Gefährlich! Schädlich! Gedrückt! Es ist ungesund die Bruststimme so hoch zu nehmen! Emotionen schlagen hoch, wenn es um Belten geht. Aber bei diesem Brüller ging es gar nicht um Belten. Nein, dieser Aufschrei war an den Operntenor gerichtet, der vor fast 200 Jahren als erster ein hohes C in der Bruststimme sang. Der neue Klang war so ungewohnt hässlich – so unerwartet vulgär -, dass der Komponist Gioachino Rossini, in dessen Opern wiederholt hohe Cs für den Tenor vorkommen, das bruststimmige hohe C mit dem Schrei eines kastrierten Hahns, während ihm die Kehle durchgeschnitten wird, verglichen haben soll.
Ja, der französische Tenor Gilbert Duprez stellte die Opernwelt auf den Kopf, als er 1837 der Arie in Rossinis Wilhelm Tell „männliche Akzente“ geben wollte, und ein hohes C – in Ermangelung einer besseren Bezeichnung – beltete! Seine Entscheidung sprechähnliche Textnutzung und das „Do di petto“ (C in Brust) in den traditionellen Belcanto Singstil des mittleren 19. Jahrhunderts einzubringen, war ziemlich radikal. Es war ein Angriff auf die Tradition und führte so ganzheitliche Veränderung herbei.
Es überrascht nicht, dass diese brustigere Version des hohen Cs schnell Befürworter fand, sowohl unter dem Publikum, das seine Intensität feierte, als auch unter den Tenören, die seine leidenschaftliche Qualität liebten. Das musikalische Crescendo und die dramatischen Höhepunkte, welche ein hohes C generell begleiten, wurden durch die pure Körperlichkeit seiner Entstehung gleichermaßen gut bedient.
Trotz seines schweren Startes überlebte das „Do di Petto“, verbreitete sich, und die Gesangswelt wurde für immer verändert.
Es erwies sich als idealer Träger für die extremen Emotionen, die in theatralischem Singen üblich sind: Freude, Ängste, Leiden, Wunder und Sehnsucht. Ja, brustbasierter Gesang im oberen Stimmumfang war (und ist noch Heute) für Musik, Theater und Emotionen ein perfekter Begleiter, aber vor allem wurde das Publikum durch Meisterleistungen stimmlicher Akrobatik und Kühnheit ein für alle Mal bezaubert.

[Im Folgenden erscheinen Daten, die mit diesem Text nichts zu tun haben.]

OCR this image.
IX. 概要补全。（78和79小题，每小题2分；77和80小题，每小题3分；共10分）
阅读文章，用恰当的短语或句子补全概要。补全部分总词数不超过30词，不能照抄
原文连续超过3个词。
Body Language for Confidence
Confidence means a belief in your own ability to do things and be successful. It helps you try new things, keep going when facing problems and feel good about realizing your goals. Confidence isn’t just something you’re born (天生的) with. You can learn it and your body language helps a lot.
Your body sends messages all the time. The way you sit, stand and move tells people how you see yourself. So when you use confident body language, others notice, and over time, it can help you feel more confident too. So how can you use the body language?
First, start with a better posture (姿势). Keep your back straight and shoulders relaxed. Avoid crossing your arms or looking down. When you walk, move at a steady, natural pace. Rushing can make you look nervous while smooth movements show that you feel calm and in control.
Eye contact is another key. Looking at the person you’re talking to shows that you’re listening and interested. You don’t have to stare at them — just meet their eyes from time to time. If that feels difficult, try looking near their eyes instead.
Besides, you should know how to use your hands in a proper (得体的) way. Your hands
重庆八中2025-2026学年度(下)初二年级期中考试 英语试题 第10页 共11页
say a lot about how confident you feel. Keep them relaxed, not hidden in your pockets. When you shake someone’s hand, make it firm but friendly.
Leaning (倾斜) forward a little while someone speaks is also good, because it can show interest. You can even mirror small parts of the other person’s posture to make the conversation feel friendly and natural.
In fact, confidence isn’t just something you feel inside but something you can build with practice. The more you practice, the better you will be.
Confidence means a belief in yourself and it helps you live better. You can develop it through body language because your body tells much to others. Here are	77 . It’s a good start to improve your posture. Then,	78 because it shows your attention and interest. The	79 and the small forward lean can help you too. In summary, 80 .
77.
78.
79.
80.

War Gilbert Duprez der erste Belter? Das ist weitgehend eine Frage der Semantik. Aber durch ihn wurde auf jeden Fall ein Wandel in Gang gesetzt, der sich durch viele Gesangsbereiche zog und eventuell das Belten hervorrief. Duprez und seine Nachfolger, inkl. einige der weltbekanntesten dramatischen Tenöre, haben – oder hatten – maßgeblich zu dem Phänomen, das heute als Belten bekannt ist, beigetragen.